Эти слова напомнили разговор с Гидеоном в лесу и сказанное им о сестрах-королевах. Если кто и мог сказать ей, правда ли это, так только Верити. Ее сестры дружили с Роузбладами и часто вместе занимались магией.
– Верити, тебе известно, правда ли сестры Роузблад использовали заклинания арканы?
Верити перевела взгляд с книги на подругу:
– Почему ты интересуешься?
– Я узнала от Гидеона нечто весьма странное и любопытное. – Щеки ее вспыхнули румянцем, когда она вспомнила о произошедшем на пляже. О том, как, сняв одежду, он отбросил ее на песок, вошел в море, позволяя воде добраться до самого торса.
А потом прикосновение его губ.
– Он рассказал, что Крессида и ее сестры убивали людей и кровь их использовали для заклинаний. Он сказал, их души разъедала черная магия.
– И ты ему поверила?
Руна вспомнила о клейме на груди Гидеона: красная, деформированная кожа с изображением розы и полумесяца. Одно это можно счесть подтверждением жестокости Крессиды.
– Я не знаю, стоит ли верить, но это объяснило бы их могущество.
Верити задумчиво посмотрела на подругу:
– Именно так мой отчим настроил маму против сестер.
– Что? – Руна вздрогнула и отшатнулась.
– Сестры использовали кровь других людей для заклинаний маджор. С их разрешения, разумеется. Однажды отчим застал их за занятием магией. После этого объявил колдовство мерзостью и убедил маму, что из них необходимо выбить все зло.

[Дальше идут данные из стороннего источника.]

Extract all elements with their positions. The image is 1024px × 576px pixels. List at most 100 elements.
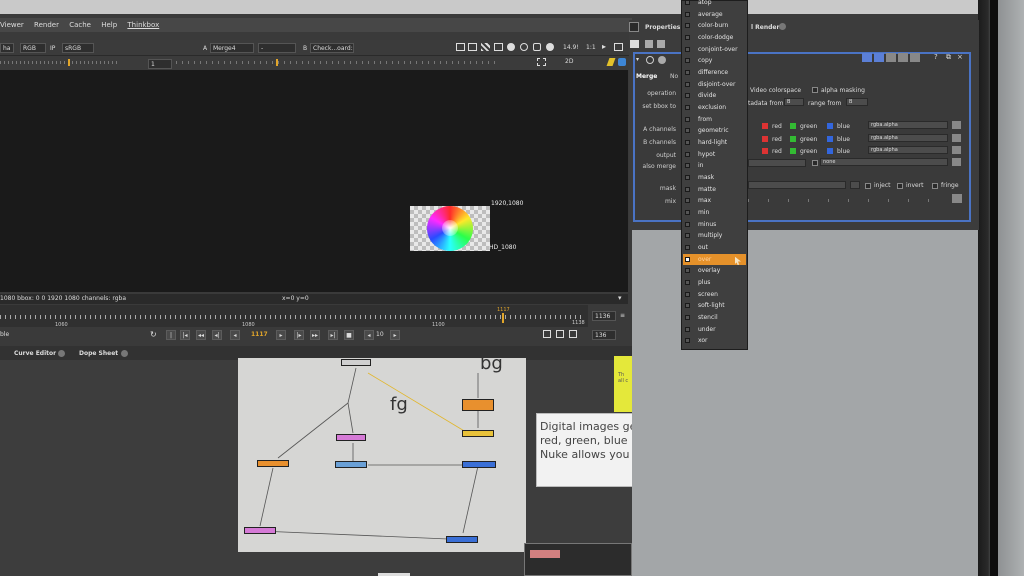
prev-keyframe-button[interactable]: ◂◂ <box>196 330 206 340</box>
refresh-icon[interactable] <box>546 43 554 51</box>
also-merge-dropdown[interactable] <box>748 159 806 167</box>
lock-icon[interactable] <box>645 40 653 48</box>
out-red-checkbox[interactable] <box>762 148 768 154</box>
timeline-menu-icon[interactable]: ≡ <box>620 312 625 319</box>
mask-link-dropdown[interactable] <box>850 181 860 189</box>
step-increment-field[interactable]: 10 <box>376 331 384 338</box>
panel-menu-icon[interactable] <box>629 22 639 32</box>
help-panel-icon[interactable] <box>874 53 884 62</box>
render-icon[interactable] <box>556 330 564 338</box>
view-mode-dropdown[interactable]: 2D <box>565 58 573 65</box>
a-channel-link-icon[interactable] <box>952 121 961 129</box>
a-red-checkbox[interactable] <box>762 123 768 129</box>
operation-option[interactable]: stencil <box>683 312 746 323</box>
close-icon[interactable]: × <box>957 53 963 61</box>
constant-node[interactable] <box>462 399 494 411</box>
roi-icon[interactable] <box>456 43 465 51</box>
menu-cache[interactable]: Cache <box>69 18 91 32</box>
gamma-slider[interactable] <box>176 61 496 64</box>
current-frame-field[interactable]: 1117 <box>251 331 268 338</box>
metadata-from-dropdown[interactable]: B <box>784 98 804 106</box>
tab-node[interactable]: No <box>670 73 678 80</box>
tab-merge[interactable]: Merge <box>636 73 657 80</box>
operation-option[interactable]: screen <box>683 289 746 300</box>
also-merge-checkbox[interactable] <box>812 160 818 166</box>
mask-overlay-icon[interactable] <box>494 43 503 51</box>
compare-mode-dropdown[interactable]: - <box>258 43 296 53</box>
operation-option[interactable]: xor <box>683 335 746 346</box>
step-forward-increment-button[interactable]: ▸ <box>390 330 400 340</box>
operation-option[interactable]: multiply <box>683 230 746 241</box>
roi-select-icon[interactable] <box>537 58 546 66</box>
last-frame-field[interactable]: 1136 <box>592 311 616 321</box>
safe-area-icon[interactable] <box>468 43 477 51</box>
operation-option[interactable]: out <box>683 242 746 253</box>
operation-option[interactable]: soft-light <box>683 300 746 311</box>
loop-icon[interactable]: ↻ <box>150 330 157 339</box>
timeline-playhead[interactable] <box>502 313 504 323</box>
cache-icon[interactable] <box>569 330 577 338</box>
b-green-checkbox[interactable] <box>790 136 796 142</box>
gamma-slider-handle[interactable] <box>276 59 278 66</box>
channels-dropdown[interactable]: ha <box>0 43 14 53</box>
pause-icon[interactable] <box>533 43 541 51</box>
operation-option[interactable]: mask <box>683 172 746 183</box>
grade-node[interactable] <box>257 460 289 467</box>
step-back-increment-button[interactable]: ◂ <box>364 330 374 340</box>
blur-node[interactable] <box>335 461 367 468</box>
operation-option[interactable]: copy <box>683 55 746 66</box>
float-icon[interactable]: ⧉ <box>946 53 951 62</box>
also-merge-link-icon[interactable] <box>952 158 961 166</box>
out-alpha-dropdown[interactable]: rgba.alpha <box>868 146 948 154</box>
transform-node-2[interactable] <box>244 527 276 534</box>
redo-icon[interactable] <box>898 53 908 62</box>
menu-render[interactable]: Render <box>34 18 59 32</box>
revert-icon[interactable] <box>910 53 920 62</box>
operation-option[interactable]: geometric <box>683 125 746 136</box>
out-blue-checkbox[interactable] <box>827 148 833 154</box>
operation-option[interactable]: matte <box>683 184 746 195</box>
close-icon[interactable] <box>58 350 65 357</box>
viewer-viewport[interactable] <box>0 70 628 292</box>
first-frame-button[interactable]: | <box>166 330 176 340</box>
merge-node-2[interactable] <box>446 536 478 543</box>
operation-option[interactable]: exclusion <box>683 102 746 113</box>
collapse-icon[interactable]: ▾ <box>618 293 622 303</box>
center-node-icon[interactable] <box>646 56 654 64</box>
step-forward-button[interactable]: |▸ <box>294 330 304 340</box>
operation-option[interactable]: hypot <box>683 149 746 160</box>
invert-checkbox[interactable] <box>897 183 903 189</box>
step-back-button[interactable]: ◂| <box>212 330 222 340</box>
menu-help[interactable]: Help <box>101 18 117 32</box>
out-green-checkbox[interactable] <box>790 148 796 154</box>
gain-slider[interactable] <box>0 61 120 64</box>
merge-node[interactable] <box>462 461 496 468</box>
tab-properties[interactable]: Properties <box>645 24 680 31</box>
close-icon[interactable] <box>779 23 786 30</box>
operation-option[interactable]: conjoint-over <box>683 44 746 55</box>
a-blue-checkbox[interactable] <box>827 123 833 129</box>
operation-option[interactable]: disjoint-over <box>683 79 746 90</box>
menu-thinkbox[interactable]: Thinkbox <box>127 18 159 32</box>
float-panel-icon[interactable] <box>862 53 872 62</box>
help-icon[interactable]: ? <box>934 53 938 61</box>
operation-option[interactable]: overlay <box>683 265 746 276</box>
fringe-checkbox[interactable] <box>932 183 938 189</box>
mix-slider[interactable] <box>748 199 948 202</box>
a-green-checkbox[interactable] <box>790 123 796 129</box>
to-start-button[interactable]: |◂ <box>180 330 190 340</box>
operation-option[interactable]: in <box>683 160 746 171</box>
tab-curve-editor[interactable]: Curve Editor <box>14 350 56 357</box>
color-icon[interactable] <box>507 43 515 51</box>
to-end-button[interactable]: ▸| <box>328 330 338 340</box>
b-input-dropdown[interactable]: Check...oard: <box>310 43 354 53</box>
transform-node[interactable] <box>336 434 366 441</box>
alpha-masking-checkbox[interactable] <box>812 87 818 93</box>
close-icon[interactable] <box>121 350 128 357</box>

Руна смотрела на Верити с ужасом – она раньше ни о чем таком не рассказывала. Видя, что та вся дрожит, потянулась, взяла ее за руку и сплела пальцы.
– Как страшно.
Верити сжала ее руку так, что побелели костяшки.
– Он запирал их на несколько дней в чулане, бил ремнем по голым спинам. Заставлял по несколько часов стоять на коленях на битом стекле. – Верити впилась в ее ладонь ногтями, словно переживая их боль. – Хуже всего было то, что мама ему это позволяла. Она была поглощена горем, ведь много лет назад во время родов она потеряла нашу сестру и не смогла оправиться. Отчим использовал ее слабое здоровье против нее, убеждал, что мои сестры – воплощенное зло. Потому мама ничего не предпринимала, когда слышала их истошные крики. Приняла его сторону, а не своих дочерей.
«А потом и вовсе передала дочерей Кровавой гвардии», – подумала Руна.
Неудивительно, что Верити ее возненавидела. По этой причине она делала все, чтобы сохранить место в университете со стипендией, чтобы не пришлось возвращаться домой и оказываться во власти родителей.
Однако…
Ох.
Руна посмотрела на свою руку – ногти Верити сильно впились ей в ладонь.
– Верити, мне больно.
Та опомнилась не сразу, но покачала головой и отпустила руку подруги.
– И-извини.
Руна прижала ладонь к груди, взглянув на маленькие полумесяцы.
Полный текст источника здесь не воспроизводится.